Note that $a=f(f(f(a)))$ where $f(x)=\frac{2x}{1+x^2}$. Fixed points: $\frac{2x}{1+x^2}=x\implies x^3-x=0\implies x(x+1)(x-1)=0\implies x\in\{-1,0,1\}$. Three-cycle points: Since $\tan 2\theta=\frac{2\tan\theta}{1-\tan^2\theta}$, we have $f(i\tan\theta)=i\tan 2\theta$ and so we need $\tan 8\theta=\tan\theta\implies\theta=\frac{\pi k}{7}$ for $k\in\mathbb{Z}$. This gives the following results: Real: $(-1,-1,-1)$, $(0,0,0)$, $(1,1,1)$ Complex: $\left(i\tan\frac{\pi}{7},i\tan\frac{2\pi}{7},i\tan\frac{4\pi}{7}\right)$, $\left(i\tan\frac{2\pi}{7},i\tan\frac{4\pi}{7},i\tan\frac{\pi}{7}\right)$, $\left(i\tan\frac{4\pi}{7},i\tan\frac{\pi}{7},i\tan\frac{2\pi}{7}\right)$ Only three real solutions!

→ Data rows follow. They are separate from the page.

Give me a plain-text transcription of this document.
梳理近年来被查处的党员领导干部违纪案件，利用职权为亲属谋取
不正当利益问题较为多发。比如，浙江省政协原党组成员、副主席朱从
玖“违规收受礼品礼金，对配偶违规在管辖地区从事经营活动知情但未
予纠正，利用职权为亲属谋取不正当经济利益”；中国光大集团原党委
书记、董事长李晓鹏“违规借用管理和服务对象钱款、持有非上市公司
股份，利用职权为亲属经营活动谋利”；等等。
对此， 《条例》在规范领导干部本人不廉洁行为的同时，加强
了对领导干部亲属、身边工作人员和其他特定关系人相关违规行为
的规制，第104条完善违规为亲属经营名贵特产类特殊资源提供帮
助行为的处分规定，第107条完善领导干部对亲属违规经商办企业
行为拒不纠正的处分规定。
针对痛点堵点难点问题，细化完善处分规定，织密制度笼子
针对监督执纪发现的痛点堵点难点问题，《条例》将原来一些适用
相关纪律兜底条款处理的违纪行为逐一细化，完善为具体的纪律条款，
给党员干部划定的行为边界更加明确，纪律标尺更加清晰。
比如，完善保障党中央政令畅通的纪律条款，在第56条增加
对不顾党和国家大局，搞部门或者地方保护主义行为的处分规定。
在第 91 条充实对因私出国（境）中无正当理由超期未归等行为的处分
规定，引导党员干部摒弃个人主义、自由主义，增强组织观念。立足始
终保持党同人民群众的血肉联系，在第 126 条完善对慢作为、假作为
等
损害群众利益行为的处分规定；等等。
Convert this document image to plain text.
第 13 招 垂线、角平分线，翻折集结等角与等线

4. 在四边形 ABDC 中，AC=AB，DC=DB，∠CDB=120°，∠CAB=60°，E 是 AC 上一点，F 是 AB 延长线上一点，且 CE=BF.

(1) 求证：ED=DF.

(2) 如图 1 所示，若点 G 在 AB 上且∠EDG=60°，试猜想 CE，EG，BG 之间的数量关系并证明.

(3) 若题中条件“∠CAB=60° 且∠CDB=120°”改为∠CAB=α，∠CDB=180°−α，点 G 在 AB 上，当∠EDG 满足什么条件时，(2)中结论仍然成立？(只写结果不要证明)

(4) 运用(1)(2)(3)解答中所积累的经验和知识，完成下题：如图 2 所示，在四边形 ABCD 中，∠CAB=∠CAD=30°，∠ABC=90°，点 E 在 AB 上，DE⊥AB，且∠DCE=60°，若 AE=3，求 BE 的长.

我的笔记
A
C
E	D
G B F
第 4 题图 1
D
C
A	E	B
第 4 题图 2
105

So, here is the solution by the author. It is obvious that the triplets $(0, 0, 0), (1, 1, 1), (-1, -1, -1)$ satisfy the given system. Now, we will prove that these are the only solutions. Firstly, one can easily verify that if one of $a, b, c$ is zero, then all are zero. Thus, we look for non-zero solutions. We can rewrite the first equation as $$ \frac{2a}{b} = a^2 + 1$$implying that $a$ and $b$ have the same sign. Similarly, we can deduce that $b$ and $c$, $c$ and $a$ must have the same sign. Thus, $a, b, c$ are either all positive or all negative. W.L.O.G we assume the first case; otherwise, we can multiply each of the equations by $-1$. Adding the three original equations gives $$ a + b + c = a^2 b + b^2 c + c^2 a.$$Moreover, we can rewrite the given equations as $$\frac{2}{b}-\frac{1}{a} = a, \qquad \frac{2}{c} - \frac{1}{b} = b, \qquad \frac{2}{a} - \frac{1}{c} = c.$$Adding these equations gives $$ \frac{1}{a}+\frac{1}{b}+\frac{1}{c} = a+b+c $$To recall, we have $$a^2 b +b^2 c +c^2a = a + b+ c=\frac{1}{a}+\frac{1}{b}+\frac{1}{c}$$and let us denote this value by $S$. Now, we can safely apply Cauchy's Inequality so that $$S^2 = (a^2 b+b^2c+c^2a)\left(\frac{1}{b}+\frac{1}{c}+\frac{1}{a}\right) \geq (a+b+c)^2 = S^2 .$$Thus, we must have $$a^2 b^2 = b^2 c^2 = c^2 a^2 \implies a=b=c$$and substituting back in the given system gives $a=b=c=1$.